У меня потихоньку просыпался охотничий азарт. Документы, конечно, важны, но они не реальная жизнь… Это так же, как фотография, она вроде передает образ человека, но что-то очень важное теряется. А если он участвовал там в боях…
– Лео, а может пойдем, выпьем кофе? А то мысли какие-то вялые, да и время для кофе в самый раз…

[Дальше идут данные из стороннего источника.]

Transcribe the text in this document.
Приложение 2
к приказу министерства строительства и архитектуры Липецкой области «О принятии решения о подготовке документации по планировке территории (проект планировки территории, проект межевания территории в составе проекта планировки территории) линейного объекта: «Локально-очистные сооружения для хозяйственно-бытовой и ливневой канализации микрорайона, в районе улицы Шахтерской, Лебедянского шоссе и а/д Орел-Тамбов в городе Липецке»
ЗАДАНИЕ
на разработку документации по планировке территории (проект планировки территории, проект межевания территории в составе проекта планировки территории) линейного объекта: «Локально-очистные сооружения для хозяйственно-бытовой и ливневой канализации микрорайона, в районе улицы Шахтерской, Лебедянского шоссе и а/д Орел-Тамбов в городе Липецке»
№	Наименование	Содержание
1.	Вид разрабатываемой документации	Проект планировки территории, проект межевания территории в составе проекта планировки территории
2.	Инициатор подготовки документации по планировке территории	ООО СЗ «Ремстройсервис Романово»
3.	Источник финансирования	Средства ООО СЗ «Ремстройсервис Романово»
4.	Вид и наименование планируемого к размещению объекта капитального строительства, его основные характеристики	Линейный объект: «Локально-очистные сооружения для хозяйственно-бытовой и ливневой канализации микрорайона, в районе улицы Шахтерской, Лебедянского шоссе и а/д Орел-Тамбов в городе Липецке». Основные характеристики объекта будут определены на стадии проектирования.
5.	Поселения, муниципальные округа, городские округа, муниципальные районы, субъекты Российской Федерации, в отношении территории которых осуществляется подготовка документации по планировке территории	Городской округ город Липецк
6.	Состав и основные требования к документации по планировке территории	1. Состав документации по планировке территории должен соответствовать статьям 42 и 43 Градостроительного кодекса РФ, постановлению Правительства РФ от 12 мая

Мы вышли на тихую улицу. Там, в небольшом кафе, выбрали столик под тенистым эвкалиптом и решили устроить себе йом-кейф11
День отдыха, удовольствий.
[Закрыть].
Араб лихо шлепнул лепешку на раскаленный металл.
– Попробуем?
Нам принесли само собой разумеющийся хумус, оливки, какие-то орешки и спросили, нужно ли приготовить мясо. Мясо мы не хотели…
Кофе был хорош, хумус просто отличный. Мы как-то неожиданно быстро с ним управились и попросили повторить. Ели уже не спеша, с расстановкой, теперь можно и поговорить. Восток все-таки, здесь спешить нельзя, особенно если хочешь услышать что-то интересное. Да и вдруг найду что-то для книги.
– Лео, а ты сам уже написал что-то?
– Да так, немножко. Я вообще пишу в стол, у меня нет мании величия, просто стараюсь удержать воспоминания.
Насчет мании величия уверенности у меня не было, сказано было как-то слишком уж скромно. Так скромно, на мой взгляд, мог сказать о своем участии в войне прославленный Рафуль22
Rafael Eitan.
[Закрыть]…
– Если ты все же стал писать книгу о Войне за независимость, какие эпизоды бы выбрал?
– Если бы и не стал писать, эпизоды останутся все те же. Это бои за кибуцы Негба, Яд-Мордехай и Ницаним. У меня в этом личный интерес. В бою у Негбы я сам участвовал, там воевали и мои друзья. Мы еще в Польше вместе готовились жить в Палестине, ну и воевать, само собой. Потом боев оказалось намного больше, чем можно было представить при самой буйной фантазии. А там… Ты сам представь, кибуцники и небольшая группа бойцов бригады «Гивати» на дороге у египетской армии, двигающейся на Тель-Авив с артиллерией, танками и авиацией. Мы там воевали, как… Кстати, ты где служил в армии?
– Я был подводником.
– Ну, наверное, так, как подводники. Куда ты с подводной лодки денешься, или победишь, или погибнешь. Вариант «не победить» для нас как-то не подходил.
– Подожди, подожди, у тебя в ходу такое выражение, что ты все «немножко»… Немножко пишешь, немножко воевал. Расскажи, сколько в армии прослужил?
– Немножко, 22 года, но это если считать все, включая Пальмах, Еврейскую бригаду и ЦАХАЛ.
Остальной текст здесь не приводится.